II — Why this libertarian libertarianism?
Chapitre II
WHY THIS LIBERTARIAN LIBERTARIANISM?
Why this Libertarian Libertarianism?
Libertarianism is not a monolithic bloc. It’s a family of thought ranging from limited State to total absence of State. Where does this document stand, and why?
Classical libertarianism (Hayek, Friedman) accepts a limited but relatively flexible State. It tolerates certain interventions – monetary policy, temporary safety nets, sometimes even a negative income tax. The risk: without strict constitutional lock-in, the State expands inexorably. Each exception becomes a precedent. This is the history of Western democracies for a century.
Minarchism (Nozick, Bastiat) reduces the State to the strictly sovereign: justice, police, army. Nothing else. It’s more coherent, but leaves two unresolved problems. First, fundamental research – no private actor will finance work whose return on investment is counted in decades or centuries. Second, the ultimate safety net – what do we do with those who have lost everything and whom the market cannot absorb? Letting them die in the street is neither ethical nor politically stable.

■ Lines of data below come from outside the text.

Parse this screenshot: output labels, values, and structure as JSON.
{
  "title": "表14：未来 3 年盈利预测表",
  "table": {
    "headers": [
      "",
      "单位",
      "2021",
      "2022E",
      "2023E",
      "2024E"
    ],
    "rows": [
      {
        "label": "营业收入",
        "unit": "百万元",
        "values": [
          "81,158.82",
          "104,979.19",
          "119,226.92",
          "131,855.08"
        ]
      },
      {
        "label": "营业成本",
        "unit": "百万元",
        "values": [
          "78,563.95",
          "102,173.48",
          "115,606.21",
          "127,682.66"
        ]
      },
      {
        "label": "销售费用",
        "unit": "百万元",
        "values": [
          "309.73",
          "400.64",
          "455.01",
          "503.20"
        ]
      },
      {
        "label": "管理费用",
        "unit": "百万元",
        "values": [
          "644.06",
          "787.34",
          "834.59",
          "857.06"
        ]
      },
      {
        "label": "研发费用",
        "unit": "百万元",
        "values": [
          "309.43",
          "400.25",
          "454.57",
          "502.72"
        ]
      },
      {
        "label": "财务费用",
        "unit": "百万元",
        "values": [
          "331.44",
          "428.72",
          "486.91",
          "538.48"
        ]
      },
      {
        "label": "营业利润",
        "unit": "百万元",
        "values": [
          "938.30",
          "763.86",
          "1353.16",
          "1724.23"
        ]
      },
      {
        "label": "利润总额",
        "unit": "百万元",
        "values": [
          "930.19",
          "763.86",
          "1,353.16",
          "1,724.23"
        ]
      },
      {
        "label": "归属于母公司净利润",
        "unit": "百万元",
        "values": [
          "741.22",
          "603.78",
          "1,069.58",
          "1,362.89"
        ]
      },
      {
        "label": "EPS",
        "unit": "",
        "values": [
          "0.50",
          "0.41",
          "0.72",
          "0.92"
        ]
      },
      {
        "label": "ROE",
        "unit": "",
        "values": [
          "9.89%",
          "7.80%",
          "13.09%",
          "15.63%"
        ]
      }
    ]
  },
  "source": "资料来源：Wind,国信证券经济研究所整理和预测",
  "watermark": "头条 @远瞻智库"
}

Anarcho-capitalism (Rothbard, David Friedman, Hoppe) goes all the way: zero State, not even sovereign functions. Private justice, private police, private defense. Intellectually pure, but economically fragile. Without a monopoly on legitimate violence, competing security agencies risk armed conflict. Transaction costs explode: every interaction requires verifying the other party’s reputation, negotiating applicable rules, planning recourse. Legal insecurity slows long-term investments. And anarcho-capitalism is probably unstable: it tends either toward chaos, or toward the emergence of a proto-State when the dominant security agency becomes de facto sovereign.
Figure 2.1 — Spectrum of libertarianisms
This document proposes a fourth path: Libertarian Libertarianism, constitutionally locked in. It retains from minarchism the sovereign State. It adds fundamental research (as classical libertarianism tolerated) and Autonomous Collectivities – a self-funded safety net that costs the taxpayer nothing. It locks everything at four-fifths of each chamber to prevent drift. And it borrows from anarcho-capitalism currency competition, eliminating the State’s power over monetary creation.
It’s a practical optimum. It captures 90% of the benefits of economic freedom while retaining State functions with positive returns. Better to start from a locked minimal State than to arrive there by accident – or never arrive at all.
Symbiosis is this: different organisms living together, each gains, none parasitizes the other. Solidarity without spoliation: neither dependents nor abandoned.